Download or read book Emotional Engineering written by Shuichi Fukuda and published by Springer Science & Business Media. This book was released on 2010-11-26 with total page 397 pages. Available in PDF, EPUB and Kindle. Book excerpt: In an age of increasing complexity, diversification and change, customers expect services that cater to their needs and to their tastes. Emotional Engineering describes how their expectations can be satisfied and managed throughout the product life cycle, if producers focus their attention more on emotion. Emotion plays a crucial role in value recognition, but it is also important for team work, which extends beyond human-human to human-machine and human-environment to enable people to cope with frequently and extensively changing situations. Emotional Engineering proposes the development of services beyond product realization and the creation of value on a lifetime, not just a one-off, basis. As emotion is very much multidisciplinary, chapters cover a wide range of topics that can be applied to product development, including: • emotional design in the virtual environment; • shape design and modeling; • emotional robot competence; and • affective driving. Emotional Engineering is intended to provide readers with a holistic view of its research and applications, enabling them to make strategic decisions on how they can go further beyond product realization. It is recommended for all pioneers in industry, academia and government, who are trying to work with their customers to create value.

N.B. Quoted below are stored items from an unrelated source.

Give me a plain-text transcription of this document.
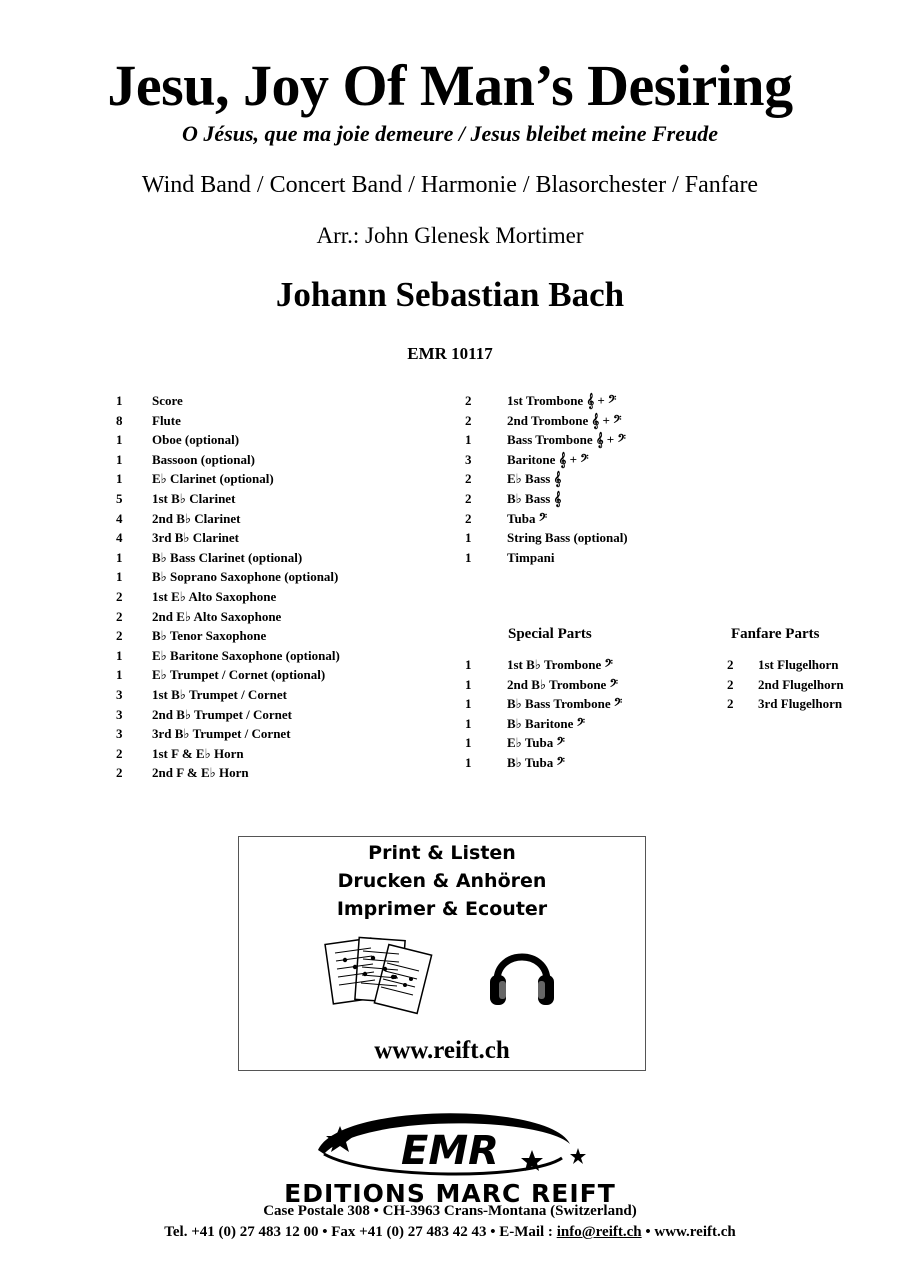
Jesu, Joy Of Man’s Desiring
O Jésus, que ma joie demeure / Jesus bleibet meine Freude
Wind Band / Concert Band / Harmonie / Blasorchester / Fanfare
Arr.: John Glenesk Mortimer
Johann Sebastian Bach
EMR 10117
1 Score
8 Flute
1 Oboe (optional)
1 Bassoon (optional)
1 E♭ Clarinet (optional)
5 1st B♭ Clarinet
4 2nd B♭ Clarinet
4 3rd B♭ Clarinet
1 B♭ Bass Clarinet (optional)
1 B♭ Soprano Saxophone (optional)
2 1st E♭ Alto Saxophone
2 2nd E♭ Alto Saxophone
2 B♭ Tenor Saxophone
1 E♭ Baritone Saxophone (optional)
1 E♭ Trumpet / Cornet (optional)
3 1st B♭ Trumpet / Cornet
3 2nd B♭ Trumpet / Cornet
3 3rd B♭ Trumpet / Cornet
2 1st F & E♭ Horn
2 2nd F & E♭ Horn
2	1st Trombone 𝄞 + 𝄢
2	2nd Trombone 𝄞 + 𝄢
1	Bass Trombone 𝄞 + 𝄢
3	Baritone 𝄞 + 𝄢
2	E♭ Bass 𝄞
2	B♭ Bass 𝄞
2	Tuba 𝄢
1	String Bass (optional)
1	Timpani
Special Parts
1	1st B♭ Trombone 𝄢
1	2nd B♭ Trombone 𝄢
1	B♭ Bass Trombone 𝄢
1	B♭ Baritone 𝄢
1	E♭ Tuba 𝄢
1	B♭ Tuba 𝄢
Fanfare Parts
2 1st Flugelhorn
2 2nd Flugelhorn
2 3rd Flugelhorn
Print & Listen
Drucken & Anhören
Imprimer & Ecouter
www.reift.ch
EMR
EDITIONS MARC REIFT
Case Postale 308 • CH-3963 Crans-Montana (Switzerland)
Tel. +41 (0) 27 483 12 00 • Fax +41 (0) 27 483 42 43 • E-Mail : info@reift.ch • www.reift.ch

Book Patient Safety and Quality

Download or read book Patient Safety and Quality written by Ronda Hughes and published by Department of Health and Human Services. This book was released on 2008 with total page 592 pages. Available in PDF, EPUB and Kindle. Book excerpt: "Nurses play a vital role in improving the safety and quality of patient car -- not only in the hospital or ambulatory treatment facility, but also of community-based care and the care performed by family members. Nurses need know what proven techniques and interventions they can use to enhance patient outcomes. To address this need, the Agency for Healthcare Research and Quality (AHRQ), with additional funding from the Robert Wood Johnson Foundation, has prepared this comprehensive, 1,400-page, handbook for nurses on patient safety and quality -- Patient Safety and Quality: An Evidence-Based Handbook for Nurses. (AHRQ Publication No. 08-0043)." - online AHRQ blurb, http://www.ahrq.gov/qual/nurseshdbk/

Book Design for Mental and Behavioral Health

Download or read book Design for Mental and Behavioral Health written by and published by . This book was released on 2017 with total page 262 pages. Available in PDF, EPUB and Kindle. Book excerpt: Studies confirm that the physical environment influences health outcomes, emotional state, preference, satisfaction and orientation, but very little research has focused on mental and behavioural health settings. This book summarizes design principles and design research for individuals who are intending to design new mental and behavioural health facilities and those wishing to evaluate the quality of their existing facilities. The authors discuss mental and behavioural health systems, design guidelines, design research and existing standards, and provide examples of best practice. As behavioural and mental health populations vary in their needs, the primary focus is limited to environments that support acute care, outpatient and emergency care, residential care, veterans, pediatric patients, and the treatment of chemical dependency.